The jury is still out, out on the question of whether or not enough of us can see this and change
However, the jury is not out on how we make it through. Nowhere is it more exquisitely stated than by Martin Prechtel in his luminous book, Long Life, Honey in the Heart: For me, true initiations would be impossible until the modern world surrenders to the grief of its origins and seeks a true comprehension of the sacred.” He goes on to discuss the perverse hunger that is the result of being disconnected from the simple feeling truths of everyday life: “…hunger for entertainment that hopes to fill the spiritual void of individuals and a whole culture with talk shows, corn chips, movies, dope, fast cars. That hunger is an emptiness that should be wept into, grieved about, instead of blocked and filled up” (my italics). What an irony. The teaching here is that, like the pelican, we have protective "sacs" near our eyes--tear ducts! The pelican has been here 40 million years. Homo sapiens has only been here 150,000. Our survival repertoire is still largely untested. Still, it is a sad measure of the breadth of repression that there are still large numbers of people in the psychological community that not only fail to give grieving its due importance as a healing process, but actively denigrate it.

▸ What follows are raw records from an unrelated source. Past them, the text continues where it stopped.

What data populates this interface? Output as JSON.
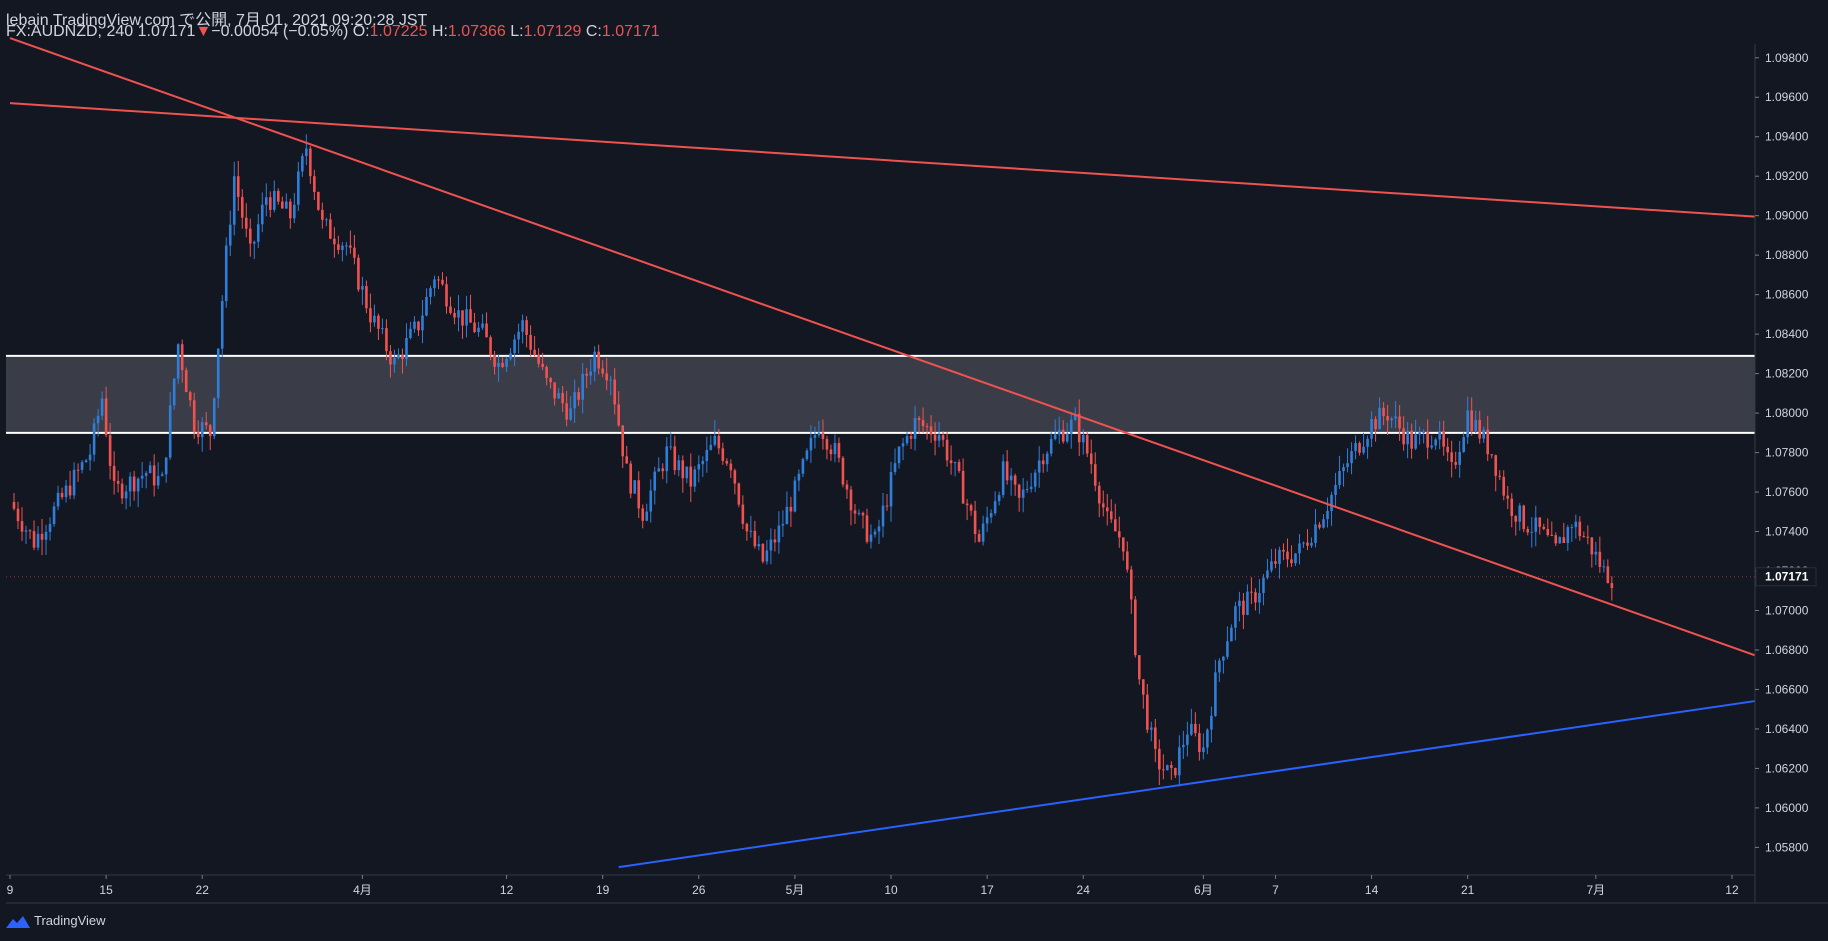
{
  "header": {
    "publisher": "lebain TradingView.com で公開, 7月 01, 2021 09:20:28 JST",
    "symbol": "FX:AUDNZD, 240",
    "last": "1.07171",
    "arrow": "▼",
    "change": "−0.00054 (−0.05%)",
    "o_label": "O:",
    "o": "1.07225",
    "h_label": "H:",
    "h": "1.07366",
    "l_label": "L:",
    "l": "1.07129",
    "c_label": "C:",
    "c": "1.07171"
  },
  "brand": {
    "name": "TradingView"
  },
  "colors": {
    "bg": "#131722",
    "up": "#2f7ed8",
    "down": "#ef5350",
    "trend_red": "#ef5350",
    "trend_blue": "#2962ff",
    "zone": "#3a3d48",
    "text": "#d1d4dc"
  },
  "chart_data": {
    "type": "candlestick",
    "title": "FX:AUDNZD, 240",
    "ylim": [
      1.0566,
      1.0989
    ],
    "y_ticks": [
      "1.09800",
      "1.09600",
      "1.09400",
      "1.09200",
      "1.09000",
      "1.08800",
      "1.08600",
      "1.08400",
      "1.08200",
      "1.08000",
      "1.07800",
      "1.07600",
      "1.07400",
      "1.07200",
      "1.07000",
      "1.06800",
      "1.06600",
      "1.06400",
      "1.06200",
      "1.06000",
      "1.05800"
    ],
    "x_ticks": [
      {
        "label": "9",
        "idx": 0
      },
      {
        "label": "15",
        "idx": 24
      },
      {
        "label": "22",
        "idx": 48
      },
      {
        "label": "4月",
        "idx": 88
      },
      {
        "label": "12",
        "idx": 124
      },
      {
        "label": "19",
        "idx": 148
      },
      {
        "label": "26",
        "idx": 172
      },
      {
        "label": "5月",
        "idx": 196
      },
      {
        "label": "10",
        "idx": 220
      },
      {
        "label": "17",
        "idx": 244
      },
      {
        "label": "24",
        "idx": 268
      },
      {
        "label": "6月",
        "idx": 298
      },
      {
        "label": "7",
        "idx": 316
      },
      {
        "label": "14",
        "idx": 340
      },
      {
        "label": "21",
        "idx": 364
      },
      {
        "label": "7月",
        "idx": 396
      },
      {
        "label": "12",
        "idx": 430
      }
    ],
    "last_price": "1.07171",
    "key_points": [
      {
        "idx": 0,
        "price": 1.0755
      },
      {
        "idx": 6,
        "price": 1.0735
      },
      {
        "idx": 14,
        "price": 1.076
      },
      {
        "idx": 20,
        "price": 1.078
      },
      {
        "idx": 23,
        "price": 1.0808
      },
      {
        "idx": 26,
        "price": 1.076
      },
      {
        "idx": 34,
        "price": 1.077
      },
      {
        "idx": 38,
        "price": 1.0765
      },
      {
        "idx": 42,
        "price": 1.0835
      },
      {
        "idx": 46,
        "price": 1.0795
      },
      {
        "idx": 50,
        "price": 1.079
      },
      {
        "idx": 54,
        "price": 1.088
      },
      {
        "idx": 56,
        "price": 1.092
      },
      {
        "idx": 60,
        "price": 1.088
      },
      {
        "idx": 64,
        "price": 1.091
      },
      {
        "idx": 70,
        "price": 1.09
      },
      {
        "idx": 74,
        "price": 1.0935
      },
      {
        "idx": 78,
        "price": 1.0895
      },
      {
        "idx": 84,
        "price": 1.0885
      },
      {
        "idx": 90,
        "price": 1.085
      },
      {
        "idx": 96,
        "price": 1.0825
      },
      {
        "idx": 102,
        "price": 1.0845
      },
      {
        "idx": 106,
        "price": 1.087
      },
      {
        "idx": 112,
        "price": 1.085
      },
      {
        "idx": 118,
        "price": 1.084
      },
      {
        "idx": 122,
        "price": 1.0825
      },
      {
        "idx": 128,
        "price": 1.0845
      },
      {
        "idx": 134,
        "price": 1.0815
      },
      {
        "idx": 140,
        "price": 1.08
      },
      {
        "idx": 146,
        "price": 1.083
      },
      {
        "idx": 150,
        "price": 1.082
      },
      {
        "idx": 154,
        "price": 1.077
      },
      {
        "idx": 158,
        "price": 1.075
      },
      {
        "idx": 164,
        "price": 1.078
      },
      {
        "idx": 170,
        "price": 1.0765
      },
      {
        "idx": 176,
        "price": 1.0785
      },
      {
        "idx": 180,
        "price": 1.0775
      },
      {
        "idx": 184,
        "price": 1.074
      },
      {
        "idx": 188,
        "price": 1.0725
      },
      {
        "idx": 192,
        "price": 1.074
      },
      {
        "idx": 196,
        "price": 1.076
      },
      {
        "idx": 202,
        "price": 1.0795
      },
      {
        "idx": 206,
        "price": 1.078
      },
      {
        "idx": 212,
        "price": 1.0745
      },
      {
        "idx": 216,
        "price": 1.0735
      },
      {
        "idx": 222,
        "price": 1.078
      },
      {
        "idx": 226,
        "price": 1.0795
      },
      {
        "idx": 232,
        "price": 1.079
      },
      {
        "idx": 238,
        "price": 1.076
      },
      {
        "idx": 242,
        "price": 1.0735
      },
      {
        "idx": 248,
        "price": 1.077
      },
      {
        "idx": 252,
        "price": 1.0755
      },
      {
        "idx": 258,
        "price": 1.078
      },
      {
        "idx": 262,
        "price": 1.079
      },
      {
        "idx": 266,
        "price": 1.0795
      },
      {
        "idx": 270,
        "price": 1.0775
      },
      {
        "idx": 274,
        "price": 1.0745
      },
      {
        "idx": 278,
        "price": 1.0735
      },
      {
        "idx": 282,
        "price": 1.0665
      },
      {
        "idx": 286,
        "price": 1.0625
      },
      {
        "idx": 290,
        "price": 1.0615
      },
      {
        "idx": 294,
        "price": 1.064
      },
      {
        "idx": 298,
        "price": 1.063
      },
      {
        "idx": 302,
        "price": 1.0675
      },
      {
        "idx": 306,
        "price": 1.07
      },
      {
        "idx": 310,
        "price": 1.0705
      },
      {
        "idx": 316,
        "price": 1.0725
      },
      {
        "idx": 322,
        "price": 1.073
      },
      {
        "idx": 328,
        "price": 1.075
      },
      {
        "idx": 334,
        "price": 1.0775
      },
      {
        "idx": 340,
        "price": 1.0795
      },
      {
        "idx": 344,
        "price": 1.08
      },
      {
        "idx": 350,
        "price": 1.0785
      },
      {
        "idx": 356,
        "price": 1.079
      },
      {
        "idx": 360,
        "price": 1.077
      },
      {
        "idx": 364,
        "price": 1.08
      },
      {
        "idx": 370,
        "price": 1.078
      },
      {
        "idx": 374,
        "price": 1.0755
      },
      {
        "idx": 378,
        "price": 1.0745
      },
      {
        "idx": 382,
        "price": 1.074
      },
      {
        "idx": 386,
        "price": 1.073
      },
      {
        "idx": 390,
        "price": 1.0745
      },
      {
        "idx": 394,
        "price": 1.0735
      },
      {
        "idx": 398,
        "price": 1.072
      },
      {
        "idx": 400,
        "price": 1.0717
      }
    ],
    "total_bars": 400,
    "axis_bars": 432,
    "zone": {
      "top": 1.0829,
      "bottom": 1.079
    },
    "trendlines": [
      {
        "name": "upper-resistance",
        "color": "#ef5350",
        "from": {
          "idx": 0,
          "price": 1.0957
        },
        "to": {
          "idx": 432,
          "price": 1.09
        }
      },
      {
        "name": "descending-trendline",
        "color": "#ef5350",
        "from": {
          "idx": 0,
          "price": 1.099
        },
        "to": {
          "idx": 432,
          "price": 1.068
        }
      },
      {
        "name": "ascending-support",
        "color": "#2962ff",
        "from": {
          "idx": 152,
          "price": 1.057
        },
        "to": {
          "idx": 432,
          "price": 1.0653
        }
      }
    ]
  }
}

As is so often the case, artists and soul-adventurers like Prechtel know better than so many of the people who purport to be experts on healing the human heart.. There will be no true transformation into the centuries-old longing for peace and collaboration among humans without our first feeling the brutal and sorrow-filled episodes of our origins—as a species and as individuals. No feeling, no tears; no tears, no truth; no truth, no vision; no vision, no potency to manifest what lives beyond political freedom—psychological and social freedom that cherish, respect and mobilize our essential nature as brilliant feelers.